Why would this bubb e
- Current US margin debt (borrowing to invest in shares) far exceeds that of previous market peaks in 2000 and 2007. Leveraged faith in the US market has never been higher. Prior episodes of irrational exuberance did not end well. Perhaps, it’ll end differently this time…or, perhaps not.
- The world is older (maybe not wiser) than it was a decade ago. Ageing Western world boomers are moving into a different phase of life. Even in China, the average age is rising. Ageing populations tend not to borrow and spend to the same extent as more youthful demographics.
- Speaking of the Middle Kingdom, according to Ray Dalio (founder of Bridgewater Associates) China is an empire in ascendency. Whereas the US is in the throes of decline.
Source: Ray Dalio
Ray Dalio’s extensive research on the rise and fall of empires, led him to this observation (emphasis added):
‘…going from one extreme to another in a long cycle has been the norm, not the exception—that it is a very rare country in a very rare century that doesn’t have at least one boom/harmonious/prosperous period and one depression/civil war/revolution, so we should expect both.

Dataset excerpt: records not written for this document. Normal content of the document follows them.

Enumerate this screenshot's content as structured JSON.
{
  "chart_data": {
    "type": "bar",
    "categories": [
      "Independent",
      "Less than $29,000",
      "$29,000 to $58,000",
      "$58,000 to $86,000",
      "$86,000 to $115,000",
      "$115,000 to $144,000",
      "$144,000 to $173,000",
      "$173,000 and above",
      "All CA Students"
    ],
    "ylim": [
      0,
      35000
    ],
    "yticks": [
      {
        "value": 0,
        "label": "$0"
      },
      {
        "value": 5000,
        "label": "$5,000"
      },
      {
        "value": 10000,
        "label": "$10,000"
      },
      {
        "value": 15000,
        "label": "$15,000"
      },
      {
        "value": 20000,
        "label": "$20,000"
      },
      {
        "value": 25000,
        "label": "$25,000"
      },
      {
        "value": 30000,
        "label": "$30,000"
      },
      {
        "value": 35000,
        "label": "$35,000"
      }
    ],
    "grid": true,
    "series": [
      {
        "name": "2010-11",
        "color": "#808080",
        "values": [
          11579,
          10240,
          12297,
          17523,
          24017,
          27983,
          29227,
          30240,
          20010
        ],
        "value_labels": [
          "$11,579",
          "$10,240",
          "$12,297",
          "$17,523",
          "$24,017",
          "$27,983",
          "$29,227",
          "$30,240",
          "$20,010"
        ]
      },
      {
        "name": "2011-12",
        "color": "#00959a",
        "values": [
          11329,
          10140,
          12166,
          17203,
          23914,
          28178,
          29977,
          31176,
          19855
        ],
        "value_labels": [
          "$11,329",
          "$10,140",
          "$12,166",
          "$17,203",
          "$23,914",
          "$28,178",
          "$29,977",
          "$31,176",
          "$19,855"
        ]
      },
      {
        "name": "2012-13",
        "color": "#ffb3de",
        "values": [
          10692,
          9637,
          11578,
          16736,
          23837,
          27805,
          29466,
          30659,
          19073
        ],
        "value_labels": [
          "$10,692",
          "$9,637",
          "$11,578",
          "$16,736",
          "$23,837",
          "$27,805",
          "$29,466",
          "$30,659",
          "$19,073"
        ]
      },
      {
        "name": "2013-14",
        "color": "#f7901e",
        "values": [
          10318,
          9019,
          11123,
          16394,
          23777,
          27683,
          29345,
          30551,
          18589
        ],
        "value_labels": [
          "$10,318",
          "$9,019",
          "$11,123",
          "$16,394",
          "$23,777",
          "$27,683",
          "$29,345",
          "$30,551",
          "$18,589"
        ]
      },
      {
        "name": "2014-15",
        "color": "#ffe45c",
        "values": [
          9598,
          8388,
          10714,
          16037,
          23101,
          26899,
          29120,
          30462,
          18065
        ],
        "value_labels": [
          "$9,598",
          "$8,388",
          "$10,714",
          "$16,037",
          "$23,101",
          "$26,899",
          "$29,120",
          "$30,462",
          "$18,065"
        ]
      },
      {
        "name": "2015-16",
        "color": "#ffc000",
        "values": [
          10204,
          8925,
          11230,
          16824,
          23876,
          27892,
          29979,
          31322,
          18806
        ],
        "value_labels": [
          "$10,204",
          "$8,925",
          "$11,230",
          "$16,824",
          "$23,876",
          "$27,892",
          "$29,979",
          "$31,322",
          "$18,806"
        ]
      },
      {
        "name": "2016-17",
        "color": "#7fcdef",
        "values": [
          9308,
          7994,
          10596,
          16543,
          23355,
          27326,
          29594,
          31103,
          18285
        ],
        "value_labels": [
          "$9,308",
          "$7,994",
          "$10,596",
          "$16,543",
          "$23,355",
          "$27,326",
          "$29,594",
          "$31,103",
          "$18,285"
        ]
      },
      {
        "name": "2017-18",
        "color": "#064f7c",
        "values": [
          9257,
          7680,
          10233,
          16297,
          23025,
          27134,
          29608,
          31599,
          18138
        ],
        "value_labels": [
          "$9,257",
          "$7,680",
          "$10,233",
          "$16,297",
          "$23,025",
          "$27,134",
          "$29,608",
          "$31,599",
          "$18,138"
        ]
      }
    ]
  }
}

‘Yet, I saw how most people thought, and still think, that it is implausible that they will experience a period that is more opposite than similar to that which they have experienced.’
Madam Chairperson, we contend that history, in its simplest form, is nothing more than human nature on a very long replay loop. Maybe the US will be one of those very rare countries in a very rare century that after a prolonged boom, does not experience a depression/civil war/revolution.
- The divide between the ‘haves’ and ‘have nots’ is now equal to or greater than that which existed at the end of the Roaring Twenties. That gap was narrowed considerably by…yes, you guessed it…depression and war.
Our rebuttal continues tomorrow when we challenge the affirmative side’s notion of ‘relative’ returns and ‘real’ assets.
But for now, I’ll leave you with this to ponder.
We know (as fact) the previous Fed-engineered bubbles (dotcom and US housing) ended badly…wiping out years of gains.
Why will the current (and arguably, much larger) bubble be spared from the same fate?
Why will it succeed, where the others failed?